Bioethanol as an alternative fuels: A review on production strategies and technique for analysis

Bioethanol production represents an alternative source of energy that also helps minimize greenhouse gas effects. Currently, the focus of advanced technologies for bioethanol production is on the conversion of lignocellulosic biomass into renewable energy for transportation as it offers a low cost of investment and non-pollution bioprocesses. However, the utilization of lignocellulosic biomass has several challenges, including the high cost of pretreatment, the recalcitrant nature of the biomass and the requirement for robust microbes to ferment various types of sugars. Informations on the subject were achieved through a literature search using various electronic databases such as Google Scholar, ScienceDirect, Scopus, and others.
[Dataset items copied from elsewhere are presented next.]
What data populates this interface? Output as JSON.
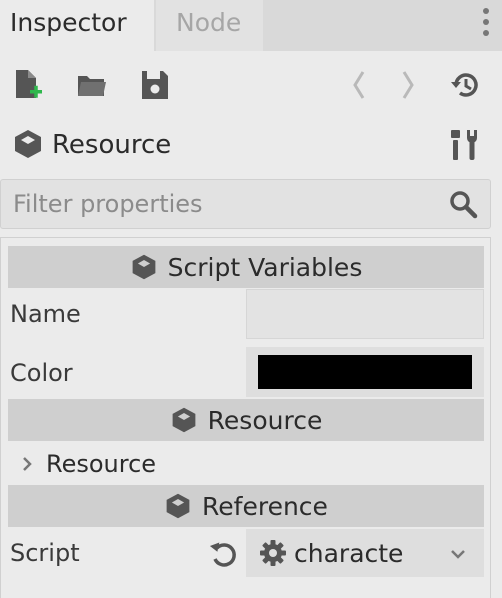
{
  "tabs": [
    {
      "label": "Inspector",
      "active": true
    },
    {
      "label": "Node",
      "active": false
    }
  ],
  "toolbar": {
    "icons": [
      "new-resource-icon",
      "open-folder-icon",
      "save-icon",
      "back-arrow-icon",
      "forward-arrow-icon",
      "history-icon"
    ],
    "accent_color": "#2fb84d"
  },
  "resource_header": {
    "title": "Resource",
    "icon": "cube-icon",
    "tools_icon": "tools-icon"
  },
  "filter": {
    "placeholder": "Filter properties"
  },
  "sections": {
    "script_variables": "Script Variables",
    "resource": "Resource",
    "reference": "Reference"
  },
  "properties": {
    "name_label": "Name",
    "name_value": "",
    "color_label": "Color",
    "color_value": "#000000",
    "resource_sub_label": "Resource",
    "script_label": "Script",
    "script_value": "characte"
  }
}
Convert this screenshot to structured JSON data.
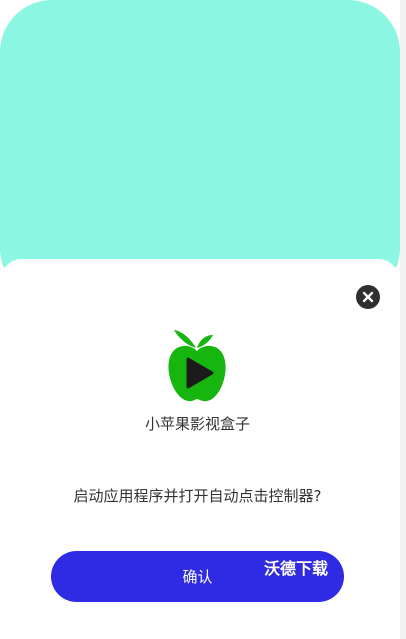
{
  "dialog": {
    "app_name": "小苹果影视盒子",
    "prompt": "启动应用程序并打开自动点击控制器?",
    "confirm_label": "确认"
  },
  "watermark": "沃德下载",
  "icons": {
    "close": "close-icon",
    "logo": "green-apple-play-logo"
  },
  "colors": {
    "background_card": "#8bf7e3",
    "confirm_button": "#2f2ae4",
    "logo_green": "#16b60f",
    "close_button": "#2f2f2f"
  }
}
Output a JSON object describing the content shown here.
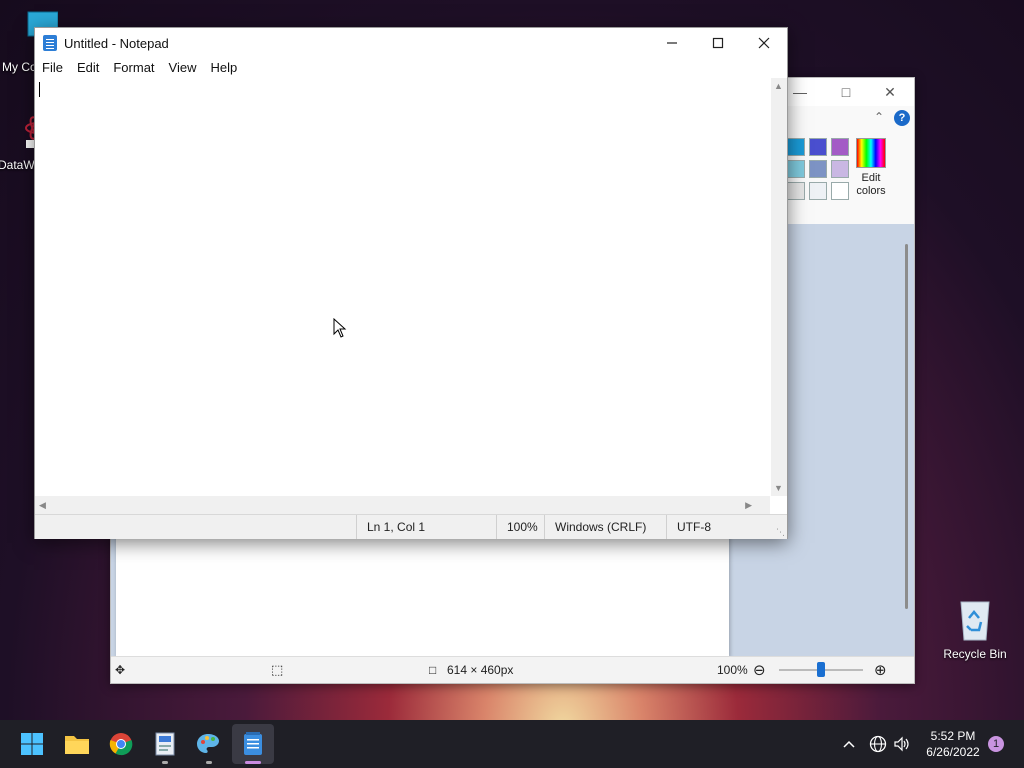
{
  "desktop": {
    "icons": [
      {
        "label": "My Co"
      },
      {
        "label": "DataW"
      },
      {
        "label": "Recycle Bin"
      }
    ]
  },
  "paint": {
    "edit_colors_line1": "Edit",
    "edit_colors_line2": "colors",
    "help_glyph": "?",
    "status": {
      "dimensions": "614 × 460px",
      "zoom": "100%"
    },
    "palette_colors": [
      "#1a9ad6",
      "#4a4fcf",
      "#a35bc6",
      "#7fc9dc",
      "#7d93c4",
      "#c9b7e3",
      "#e6e6e6",
      "#eef1f5",
      "#ffffff"
    ]
  },
  "notepad": {
    "title": "Untitled - Notepad",
    "menu": [
      "File",
      "Edit",
      "Format",
      "View",
      "Help"
    ],
    "status": {
      "position": "Ln 1, Col 1",
      "zoom": "100%",
      "line_ending": "Windows (CRLF)",
      "encoding": "UTF-8"
    }
  },
  "taskbar": {
    "time": "5:52 PM",
    "date": "6/26/2022",
    "notification_count": "1"
  }
}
From literature findings, few strategies such as separate hydrolysis and fermentation (SHF), simultaneous saccharification and fermentation (SSF), simultaneous saccharification and co-fermentation (SSCF), and consolidated bioprocessing (CBP); were found established to overcome these challenges, ultimately increasing the effectiveness of the bioconversion process and minimizing the overall cost of production. CBP was found to be the most promising strategy as direct production of ethanol from pretreated corn cob yielded 11.1 g/L ethanol without the addition of external hydrolytic catalyst. Various analytical techniques are commonly used to quantify bioethanol in a sample, and these methods were theoretically analyzed in relation to established theories. Currently, gas chromatography is known to be the most effective approach with limits of detection typically around 0.099 mg/mL, demonstrating excellent linearity and recovery rates between 91% and 109%. This paper aims to highlight the efficiency of every strategy involved in the bioconversion process and provide insights into every suitable analytical technique that can be employed to ensure the sustainability of biofuel by allowing researchers to improve the productivity and quality of bioethanol, thus promoting its role as a feasible alternative fuel.